I would like to scrape drug informations offered by the Swiss government for an University research project from:
http://www.spezialitaetenliste.ch/ShowPreparations.aspx?searchType=Substance&searchValue=
The page does offer a robotx.txt file, however, it's content is freely available to the public and I assume that scraping this data is unprohibited.
This is an update of this question, since I made some progress.
What I achieved so far
# opens the first results page
# opens the first link as a table at the end of the page
library("rvest")
library("dplyr")
url <- "http://www.spezialitaetenliste.ch/ShowPreparations.aspx?searchType=Substance&searchValue="

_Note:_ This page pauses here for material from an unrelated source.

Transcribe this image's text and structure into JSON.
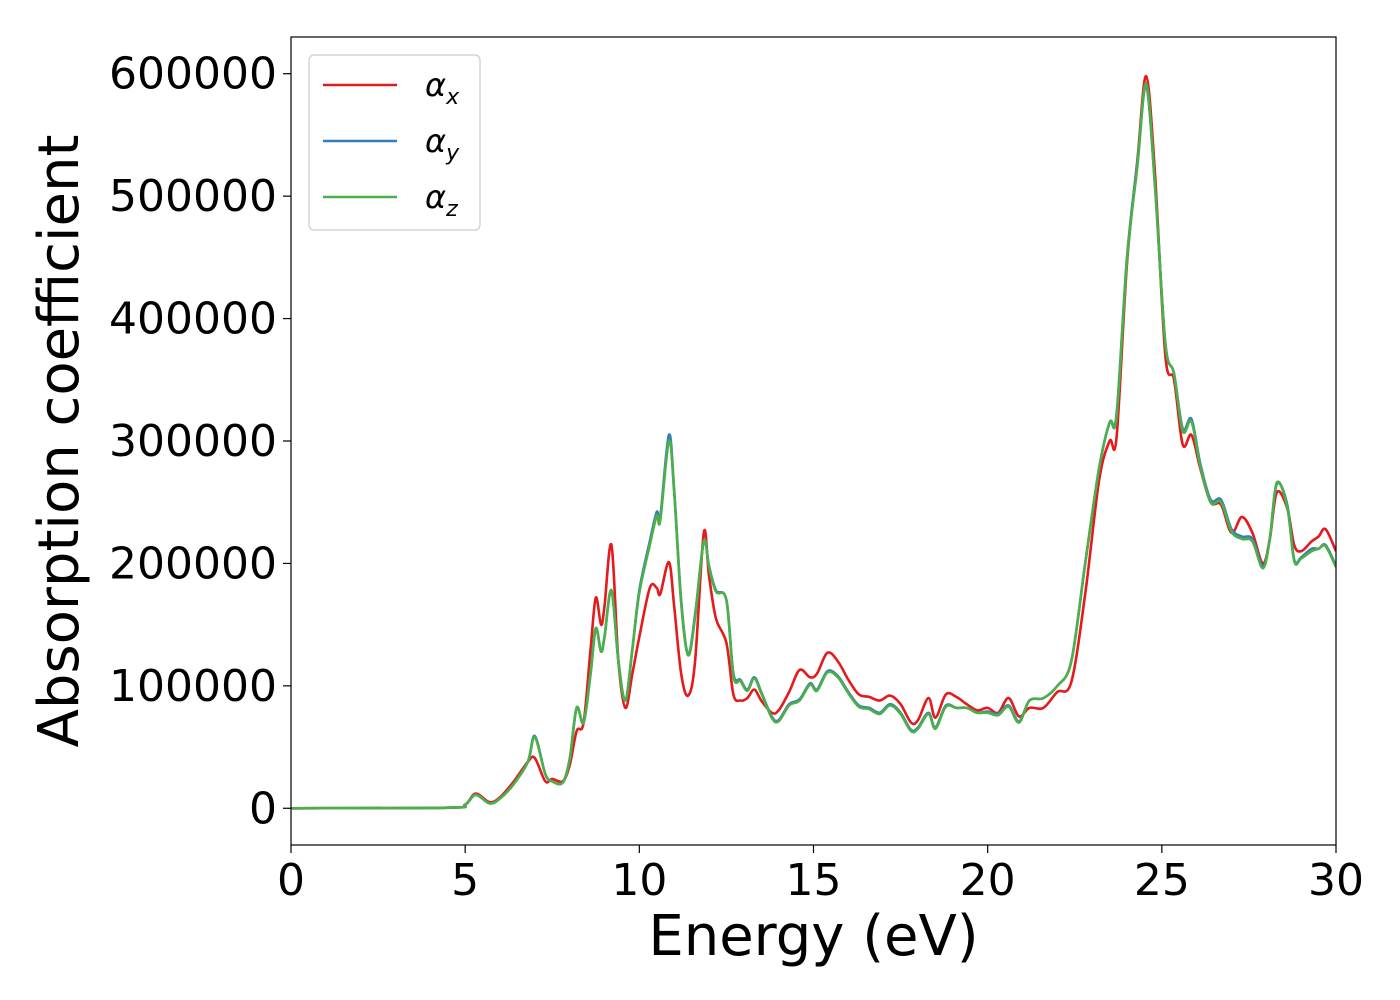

pgsession<-html_session(url)
pgform<-html_form(pgsession)[[1]]
page<-rvest:::request_POST(pgsession,url,
body=list(
`ctl00$cphContent$gvwPreparations$ctl13$gvwpPreparations$txtPageNumber`=1,
`__VIEWSTATE`=pgform$fields$`__VIEWSTATE`$value,
`__VIEWSTATEGENERATOR`=pgform$fields$`__VIEWSTATEGENERATOR`$value,
`__VIEWSTATEENCRYPTED`=pgform$fields$`__VIEWSTATEENCRYPTED`$value,
`__EVENTVALIDATION`=pgform$fields$`__EVENTVALIDATION`$value,
`ctl00$cphContent$gvwPreparations$ctl13$gvwpPreparations$ddlPageSize`="10",
`__EVENTTARGET`="ctl00$cphContent$gvwPreparations$ctl02$ctl00",
`__EVENTARGUMENT`=""
),
encode="form")
next: get the basic data
# makes a table of all results of the first page
read_html(page) %>%
html_nodes(xpath = '//*[@id="ctl00_cphContent_gvwPreparations"]') %>%
html_table(fill=TRUE) %>%
bind_rows %>%
tibble()
next: get the additional data
# gives the desired informations (=additional data) of the first drug (not yet very structured)
read_html(page) %>%
html_nodes(xpath = '//*[@id="ctl00_cphContent_fvwPreparation"]') %>%
html_text
My Problem:
# if I open the second search page
page<-rvest:::request_POST(pgsession,url,
body=list(
`ctl00$cphContent$gvwPreparations$ctl13$gvwpPreparations$txtPageNumber`=2,
`__VIEWSTATE`=pgform$fields$`__VIEWSTATE`$value,
`__VIEWSTATEGENERATOR`=pgform$fields$`__VIEWSTATEGENERATOR`$value,
`__VIEWSTATEENCRYPTED`=pgform$fields$`__VIEWSTATEENCRYPTED`$value,
`__EVENTVALIDATION`=pgform$fields$`__EVENTVALIDATION`$value,
`ctl00$cphContent$gvwPreparations$ctl13$gvwpPreparations$ddlPageSize`="10",
`__EVENTTARGET`="ctl00$cphContent$gvwPreparations$ctl02$ctl00",
`__EVENTARGUMENT`=""
),
encode="form")
next: get the new basic data
# I get easily a table with the new results
read_html(page) %>%
html_nodes(xpath = '//*[@id="ctl00_cphContent_gvwPreparations"]') %>%
html_table(fill=TRUE) %>%
bind_rows %>%
tibble()
But if I try to get the new additional data, I get the results from page 1 again:
# does not give the desired output:
read_html(page) %>%
html_nodes(xpath = '//*[@id="ctl00_cphContent_fvwPreparation"]') %>%
html_text
What I am looking for: the detailed data of the first drug of page 2
Questions:
- Why do I get duplicate results? Is it because of the
__VIEWSTATE
that might change during the newrequest_POST
? - Is there any way to solve this problem?
- Is there any better way how to get the basic and additional data? If yes, how?